Funny is a feminist issue

A SYTYCB entry

This week, the world lost one of its great funny women— nay, funny people— Phyllis Diller. Ms. Diller had been a showbusiness staple from the early 1950’s onwards, and is credited as the woman who broke through the comedy glass ceiling.  Onstage, she portrayed an eccentric housewife, and was known for her self-deprecating humor and outlandish fashion.

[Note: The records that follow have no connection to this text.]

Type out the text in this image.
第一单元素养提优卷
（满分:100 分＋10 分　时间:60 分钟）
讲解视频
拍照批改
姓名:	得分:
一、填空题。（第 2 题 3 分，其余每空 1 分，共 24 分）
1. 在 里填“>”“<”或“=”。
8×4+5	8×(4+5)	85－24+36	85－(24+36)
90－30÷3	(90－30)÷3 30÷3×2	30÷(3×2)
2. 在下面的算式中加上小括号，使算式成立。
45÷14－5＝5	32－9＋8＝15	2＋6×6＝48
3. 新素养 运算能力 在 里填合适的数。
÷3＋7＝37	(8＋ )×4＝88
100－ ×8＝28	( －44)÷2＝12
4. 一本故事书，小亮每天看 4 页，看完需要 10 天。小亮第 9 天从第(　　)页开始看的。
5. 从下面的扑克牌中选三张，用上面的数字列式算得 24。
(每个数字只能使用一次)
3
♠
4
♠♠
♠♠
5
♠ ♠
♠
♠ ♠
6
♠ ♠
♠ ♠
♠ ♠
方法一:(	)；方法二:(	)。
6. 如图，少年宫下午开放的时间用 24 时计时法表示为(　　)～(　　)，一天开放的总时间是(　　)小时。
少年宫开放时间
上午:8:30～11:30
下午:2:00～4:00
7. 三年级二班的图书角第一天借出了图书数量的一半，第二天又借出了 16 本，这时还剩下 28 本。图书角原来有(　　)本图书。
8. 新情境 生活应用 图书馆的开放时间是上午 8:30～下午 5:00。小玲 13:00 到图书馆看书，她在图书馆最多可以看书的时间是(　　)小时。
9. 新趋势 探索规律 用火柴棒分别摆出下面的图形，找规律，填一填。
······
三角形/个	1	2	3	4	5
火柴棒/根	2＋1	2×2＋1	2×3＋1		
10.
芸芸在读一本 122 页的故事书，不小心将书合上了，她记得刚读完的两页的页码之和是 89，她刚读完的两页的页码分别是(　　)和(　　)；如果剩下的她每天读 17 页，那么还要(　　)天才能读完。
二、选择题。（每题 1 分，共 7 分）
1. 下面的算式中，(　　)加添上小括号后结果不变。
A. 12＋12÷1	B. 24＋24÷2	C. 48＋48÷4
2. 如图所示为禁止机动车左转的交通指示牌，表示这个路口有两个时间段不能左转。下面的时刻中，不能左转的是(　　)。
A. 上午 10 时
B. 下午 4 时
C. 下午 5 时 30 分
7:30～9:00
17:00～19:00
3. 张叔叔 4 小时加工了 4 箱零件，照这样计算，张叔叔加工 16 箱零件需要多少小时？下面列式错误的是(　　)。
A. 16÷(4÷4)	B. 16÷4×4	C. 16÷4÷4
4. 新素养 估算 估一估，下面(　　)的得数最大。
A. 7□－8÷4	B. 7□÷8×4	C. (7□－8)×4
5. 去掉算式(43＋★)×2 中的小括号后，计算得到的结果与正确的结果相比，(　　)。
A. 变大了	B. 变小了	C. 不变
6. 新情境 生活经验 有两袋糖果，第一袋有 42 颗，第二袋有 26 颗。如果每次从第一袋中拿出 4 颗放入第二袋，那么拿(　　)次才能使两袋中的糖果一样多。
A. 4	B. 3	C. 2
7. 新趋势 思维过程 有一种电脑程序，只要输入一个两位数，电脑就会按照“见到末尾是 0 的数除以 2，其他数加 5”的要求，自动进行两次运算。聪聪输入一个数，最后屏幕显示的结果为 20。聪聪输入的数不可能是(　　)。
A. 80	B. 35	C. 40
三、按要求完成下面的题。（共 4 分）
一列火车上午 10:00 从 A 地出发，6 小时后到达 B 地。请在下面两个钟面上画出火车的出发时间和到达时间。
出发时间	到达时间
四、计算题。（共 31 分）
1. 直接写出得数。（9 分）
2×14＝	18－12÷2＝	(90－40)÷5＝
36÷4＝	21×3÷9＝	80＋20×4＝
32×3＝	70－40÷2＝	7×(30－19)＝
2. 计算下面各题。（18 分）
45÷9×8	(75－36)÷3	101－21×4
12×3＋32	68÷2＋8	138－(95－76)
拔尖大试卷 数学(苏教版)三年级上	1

Despite the fact that Diller’s presence in comedy predates most of the famous names in comedy today by a good twenty years, the argument still comes up on a fairly regular basis that women are “not funny.”  A look back at some of the great comediennes of all time proves this wrong on example alone.  Diller, Lucille Ball, Joan Rivers, Ellen Degeneres, Whoopi Goldberg, Kathy Griffin, Kristen Wiig, Sarah Silverman, etc. etc. Whether you find them funny or not, their marks on the entertainment world are undeniable.

But why is it so easy to write off women as “unfunny” in light of so many names? Stand-up comedy itself is a very personal, almost sexual art form.  Even Freud, in his analysis of comedy, notes the similarities between the rise of tension and release inherent in joke-telling and the sexual act itself. Comedy, oftentimes, involves story of personal failure, like Diller’s self-deprecating housewife, in order to get a laugh. It is a medium full of failures that can eclipse successes.

In other words, it’s intimate. It requires an empathy between audience and artist that many other media don’t. And, for a lot of men, this intimacy, empathy, and trust of a woman is abnormal and scary. To accept that a female comedian is funny is to accept that she has something relate-able to say. Many men, steeped in the particular brand of masculinity that rejects anything even remotely “feminine,” refuse to relate to a woman, period. Instead of focusing on what they have in common with Diller’s on-stage persona, such as bodily insecurities or a distant partner, they focus on what makes her different— her gender, her fashion, her trademark laugh.

The truth is, it’s not that women are “unfunny,” it’s that some men simply don’t have the right sense of humor. Ironic, since we Feminists are the ones always accused of being “humorless.”